“He claimed that when he returned home the local school system was controlled by the Ku Klux Klan, which hated Jews, Catholics, blacks and others. He described some of the teachers as ‘old Kluxers’ and claimed they would not let Catholic kids graduate. Because of this he dropped out of school and got his GED.”
He was not quite 16 years old when he earned his GED certificate. The Klan’s alleged involvement doesn’t surprise me. I once wrote about the KKK in Decatur County during that time. D.C. Stephenson, the grand dragon, was trying to maneuver a run for Governor of Indiana. He got arrested for murder instead.

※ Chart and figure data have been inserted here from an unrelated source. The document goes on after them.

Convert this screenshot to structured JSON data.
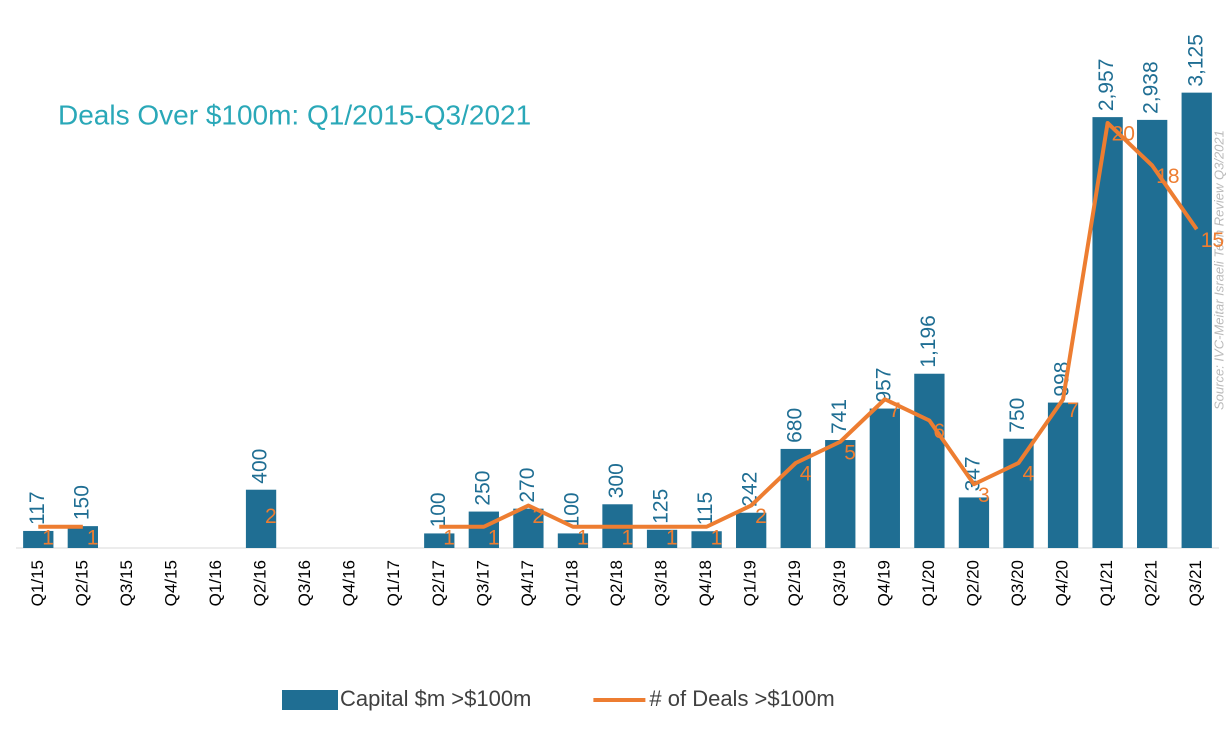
{
  "chart_data": {
    "type": "bar+line",
    "title": "Deals Over $100m:  Q1/2015-Q3/2021",
    "source": "Source: IVC-Meitar Israeli Tech Review Q3/2021",
    "categories": [
      "Q1/15",
      "Q2/15",
      "Q3/15",
      "Q4/15",
      "Q1/16",
      "Q2/16",
      "Q3/16",
      "Q4/16",
      "Q1/17",
      "Q2/17",
      "Q3/17",
      "Q4/17",
      "Q1/18",
      "Q2/18",
      "Q3/18",
      "Q4/18",
      "Q1/19",
      "Q2/19",
      "Q3/19",
      "Q4/19",
      "Q1/20",
      "Q2/20",
      "Q3/20",
      "Q4/20",
      "Q1/21",
      "Q2/21",
      "Q3/21"
    ],
    "series": [
      {
        "name": "Capital $m >$100m",
        "color": "#1f6e93",
        "type": "bar",
        "values": [
          117,
          150,
          null,
          null,
          null,
          400,
          null,
          null,
          null,
          100,
          250,
          270,
          100,
          300,
          125,
          115,
          242,
          680,
          741,
          957,
          1196,
          347,
          750,
          998,
          2957,
          2938,
          3125
        ],
        "value_labels": [
          "117",
          "150",
          null,
          null,
          null,
          "400",
          null,
          null,
          null,
          "100",
          "250",
          "270",
          "100",
          "300",
          "125",
          "115",
          "242",
          "680",
          "741",
          "957",
          "1,196",
          "347",
          "750",
          "998",
          "2,957",
          "2,938",
          "3,125"
        ]
      },
      {
        "name": "# of Deals >$100m",
        "color": "#ed7d31",
        "type": "line",
        "axis": "y2",
        "values": [
          1,
          1,
          null,
          null,
          null,
          2,
          null,
          null,
          null,
          1,
          1,
          2,
          1,
          1,
          1,
          1,
          2,
          4,
          5,
          7,
          6,
          3,
          4,
          7,
          20,
          18,
          15
        ]
      }
    ],
    "ylim": [
      0,
      3500
    ],
    "y2lim": [
      0,
      24
    ],
    "legend": "bottom"
  }
}
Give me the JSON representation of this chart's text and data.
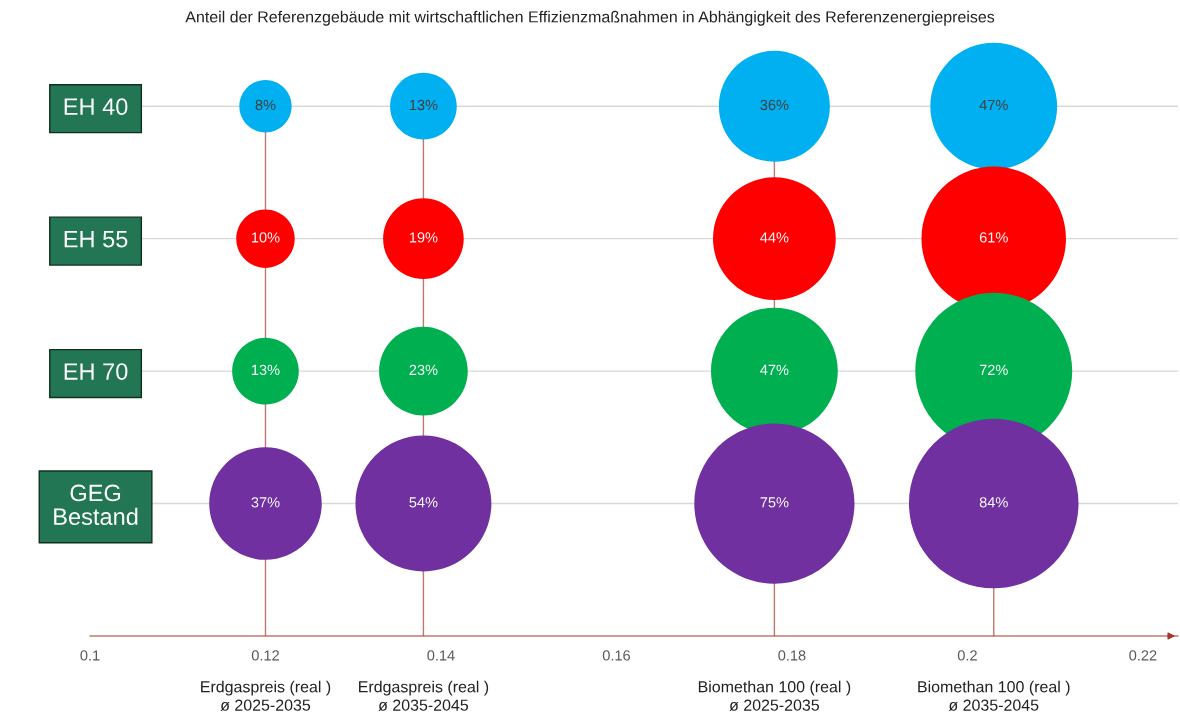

Bill Richardson of Westport read the columns about Lou Alexander with interest. He wrote, “You recently mentioned Walter Lowe, Hubert Stuhrenburg, and George DeMoss in your column about Lou Alexander. I was employed by the Daily News after my discharge from the US Air Force. I worked in the advertising department prior to my departure to Purdue University to earn a teaching degree in elementary education. Murray Gordon was my supervisor. Gordon as well as Stuhrenburg, DeMoss and Lowe were definitely men of honor and integrity. I’ll always have fond memories of employment at the Daily News.” I agree with Bill. Those men were indeed gentlemen of the highest order.
Paul Kennedy, from near Evansville commented on the column about old almanacs: “Black Tongue: If you Google that phrase you’ll get more about that condition than you ever wanted to know.” (He was right. I’ll leave black tongue to the veterinarians.) Paul sent this history about the phrase, “Always drink upstream from the herd,” that John Tumilty shared. “Back in the time before doctors knew what caused cholera, people drank water directly from the same stream that their livestock, neighbors, and probably themselves had used for a bathroom. Polluted water was the cause of cholera and many deaths because no one knew what caused it. My great great great grandfather died from it in Bourbon County, Ky., in 1832.”